The premise of the plot is pretty simple. An alien craft lands near the sleepy English village of Midwich, rendering all it’s inhabitants unconscious. Apart from a few accidental deaths, people recover quickly, with seemingly no ill effects. However, this is just the start of a strange series of events that effects the entire village for years.
I won’t spoil the plot for you, but the events of the story involve a struggle between the inhabitants of the village and invading aliens, with the usual dramatic conclusion. What I like about Wyndham’s novel is that the conflict is much more subtle and psychological than the usual run of 1950’s ‘robots with death rays’ stories. Wyndham raises some interesting questions about the limits of human intelligence and evolution. It’s a good story that makes you think, and they aren’t always easy to come by.

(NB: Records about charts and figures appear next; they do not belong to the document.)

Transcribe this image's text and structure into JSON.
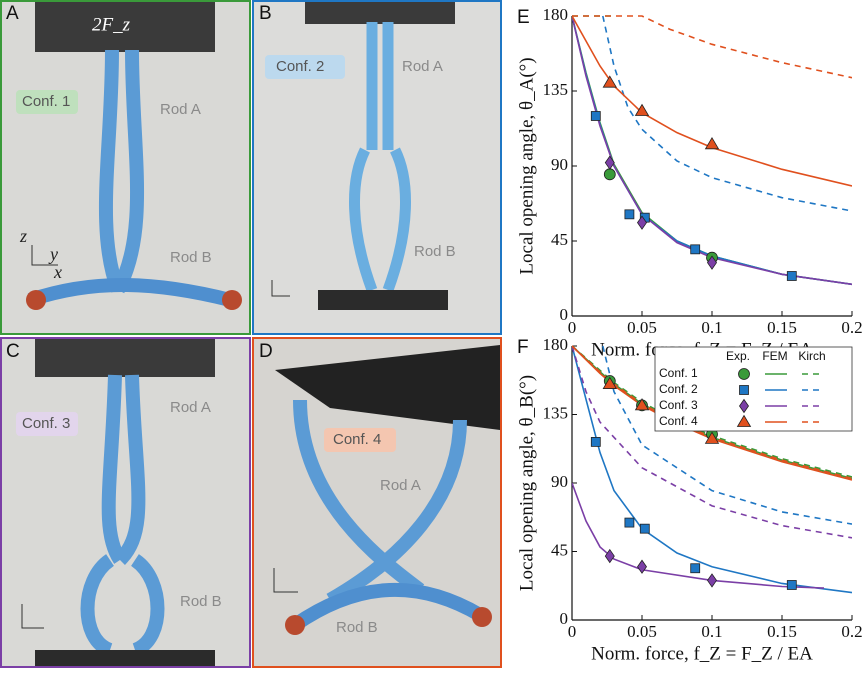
{
  "photos": [
    {
      "letter": "A",
      "force": "2F_z",
      "conf": "Conf. 1",
      "rod_a": "Rod A",
      "rod_b": "Rod B",
      "axes": [
        "z",
        "y",
        "x"
      ]
    },
    {
      "letter": "B",
      "conf": "Conf. 2",
      "rod_a": "Rod A",
      "rod_b": "Rod B"
    },
    {
      "letter": "C",
      "conf": "Conf. 3",
      "rod_a": "Rod A",
      "rod_b": "Rod B"
    },
    {
      "letter": "D",
      "conf": "Conf. 4",
      "rod_a": "Rod A",
      "rod_b": "Rod B"
    }
  ],
  "chart_data": [
    {
      "type": "line",
      "letter": "E",
      "xlabel": "Norm. force, f_Z = F_Z / EA",
      "ylabel": "Local opening angle, θ_A(°)",
      "xlim": [
        0,
        0.2
      ],
      "ylim": [
        0,
        180
      ],
      "xticks": [
        0,
        0.05,
        0.1,
        0.15,
        0.2
      ],
      "yticks": [
        0,
        45,
        90,
        135,
        180
      ],
      "series": [
        {
          "name": "Conf. 1",
          "color": "#3a9a3a",
          "marker": "circle",
          "exp": {
            "x": [
              0.027,
              0.1
            ],
            "values": [
              85,
              35
            ]
          },
          "fem": {
            "x": [
              0,
              0.01,
              0.02,
              0.03,
              0.05,
              0.075,
              0.1,
              0.15,
              0.2
            ],
            "values": [
              180,
              146,
              116,
              91,
              62,
              45,
              36,
              25,
              19
            ]
          },
          "kirch": {
            "x": [
              0,
              0.03
            ],
            "values": [
              180,
              180
            ]
          }
        },
        {
          "name": "Conf. 2",
          "color": "#1f77c4",
          "marker": "square",
          "exp": {
            "x": [
              0.017,
              0.041,
              0.052,
              0.088,
              0.157
            ],
            "values": [
              120,
              61,
              59,
              40,
              24
            ]
          },
          "fem": {
            "x": [
              0,
              0.01,
              0.02,
              0.03,
              0.05,
              0.075,
              0.1,
              0.15,
              0.2
            ],
            "values": [
              180,
              145,
              115,
              90,
              61,
              45,
              36,
              25,
              19
            ]
          },
          "kirch": {
            "x": [
              0.022,
              0.03,
              0.04,
              0.05,
              0.075,
              0.1,
              0.15,
              0.2
            ],
            "values": [
              180,
              150,
              125,
              112,
              93,
              83,
              71,
              63
            ]
          }
        },
        {
          "name": "Conf. 3",
          "color": "#7b3fa6",
          "marker": "diamond",
          "exp": {
            "x": [
              0.027,
              0.05,
              0.1
            ],
            "values": [
              92,
              56,
              32
            ]
          },
          "fem": {
            "x": [
              0,
              0.01,
              0.02,
              0.03,
              0.05,
              0.075,
              0.1,
              0.15,
              0.2
            ],
            "values": [
              180,
              144,
              114,
              90,
              61,
              44,
              35,
              25,
              19
            ]
          }
        },
        {
          "name": "Conf. 4",
          "color": "#e0501e",
          "marker": "triangle",
          "exp": {
            "x": [
              0.027,
              0.05,
              0.1
            ],
            "values": [
              140,
              123,
              103
            ]
          },
          "fem": {
            "x": [
              0,
              0.01,
              0.02,
              0.03,
              0.05,
              0.075,
              0.1,
              0.15,
              0.2
            ],
            "values": [
              180,
              165,
              150,
              138,
              122,
              110,
              101,
              88,
              78
            ]
          },
          "kirch": {
            "x": [
              0,
              0.05,
              0.07,
              0.1,
              0.15,
              0.2
            ],
            "values": [
              180,
              180,
              172,
              163,
              152,
              143
            ]
          }
        }
      ]
    },
    {
      "type": "line",
      "letter": "F",
      "xlabel": "Norm. force, f_Z = F_Z / EA",
      "ylabel": "Local opening angle, θ_B(°)",
      "xlim": [
        0,
        0.2
      ],
      "ylim": [
        0,
        180
      ],
      "xticks": [
        0,
        0.05,
        0.1,
        0.15,
        0.2
      ],
      "yticks": [
        0,
        45,
        90,
        135,
        180
      ],
      "legend": "upper right",
      "legend_columns": [
        "Exp.",
        "FEM",
        "Kirch"
      ],
      "series": [
        {
          "name": "Conf. 1",
          "color": "#3a9a3a",
          "marker": "circle",
          "exp": {
            "x": [
              0.027,
              0.05,
              0.1
            ],
            "values": [
              157,
              141,
              122
            ]
          },
          "fem": {
            "x": [
              0,
              0.02,
              0.03,
              0.05,
              0.075,
              0.1,
              0.15,
              0.2
            ],
            "values": [
              180,
              163,
              155,
              142,
              130,
              120,
              105,
              93
            ]
          },
          "kirch": {
            "x": [
              0,
              0.02,
              0.03,
              0.05,
              0.075,
              0.1,
              0.15,
              0.2
            ],
            "values": [
              180,
              164,
              156,
              143,
              131,
              121,
              106,
              94
            ]
          }
        },
        {
          "name": "Conf. 2",
          "color": "#1f77c4",
          "marker": "square",
          "exp": {
            "x": [
              0.017,
              0.041,
              0.052,
              0.088,
              0.157
            ],
            "values": [
              117,
              64,
              60,
              34,
              23
            ]
          },
          "fem": {
            "x": [
              0,
              0.01,
              0.02,
              0.03,
              0.05,
              0.075,
              0.1,
              0.15,
              0.2
            ],
            "values": [
              180,
              145,
              110,
              85,
              60,
              44,
              35,
              24,
              18
            ]
          },
          "kirch": {
            "x": [
              0.022,
              0.03,
              0.05,
              0.1,
              0.15,
              0.2
            ],
            "values": [
              180,
              150,
              115,
              85,
              71,
              63
            ]
          }
        },
        {
          "name": "Conf. 3",
          "color": "#7b3fa6",
          "marker": "diamond",
          "exp": {
            "x": [
              0.027,
              0.05,
              0.1
            ],
            "values": [
              42,
              35,
              26
            ]
          },
          "fem": {
            "x": [
              0,
              0.01,
              0.02,
              0.03,
              0.05,
              0.1,
              0.15,
              0.18
            ],
            "values": [
              90,
              65,
              48,
              40,
              33,
              26,
              22,
              21
            ]
          },
          "kirch": {
            "x": [
              0,
              0.01,
              0.02,
              0.05,
              0.1,
              0.15,
              0.2
            ],
            "values": [
              180,
              150,
              130,
              100,
              75,
              62,
              54
            ]
          }
        },
        {
          "name": "Conf. 4",
          "color": "#e0501e",
          "marker": "triangle",
          "exp": {
            "x": [
              0.027,
              0.05,
              0.1
            ],
            "values": [
              155,
              141,
              119
            ]
          },
          "fem": {
            "x": [
              0,
              0.02,
              0.03,
              0.05,
              0.075,
              0.1,
              0.15,
              0.2
            ],
            "values": [
              180,
              162,
              154,
              141,
              129,
              119,
              104,
              92
            ]
          },
          "kirch": {
            "x": [
              0,
              0.02,
              0.03,
              0.05,
              0.075,
              0.1,
              0.15,
              0.2
            ],
            "values": [
              180,
              163,
              155,
              142,
              130,
              120,
              105,
              93
            ]
          }
        }
      ]
    }
  ]
}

The Midwich Cuckoos is a fairly short book and the story moves along pretty quickly, even though the events take place over about ten years. At times the book seems a bit dated, which isn’t a problem if you approach it for what it is: a piece of groundbreaking sci-fi from 60 years ago. It also seems quite quaint at times: with its rural village setting it almost feels like an Agatha Christie novel with added spacemen.
On second thoughts though, this is one of it’s strengths. Midwich is an ordinary, actually very dull, place, and it’s this ordinariness that makes the growing horror of the situation seem worse. Faced with something literally out of this world, most villagers behave in a thoroughly civilised way. In the end it’s this approach that puts the world at risk, and only a violent conclusion is possible. I suppose it raises the question about whether it’s possible to adopt a humane approach to an inhuman species, who works to its own ruthless rules.
Despite it’s faults I enjoyed The Midwich Cuckoos. It reminded me of the almost cosy scares I got watching Dr Who as a kid.
If you fancy a shot at reading about Martians vs the Home Counties, why not give The Midwich Cuckoos a try. John Wyndham wrote several sci-fi novels along similar lines, the most famous probably being The Day of the Triffids. I enjoyed my trip back in time to face a possible version of our future, and found myself being entertained and challenged at the same time.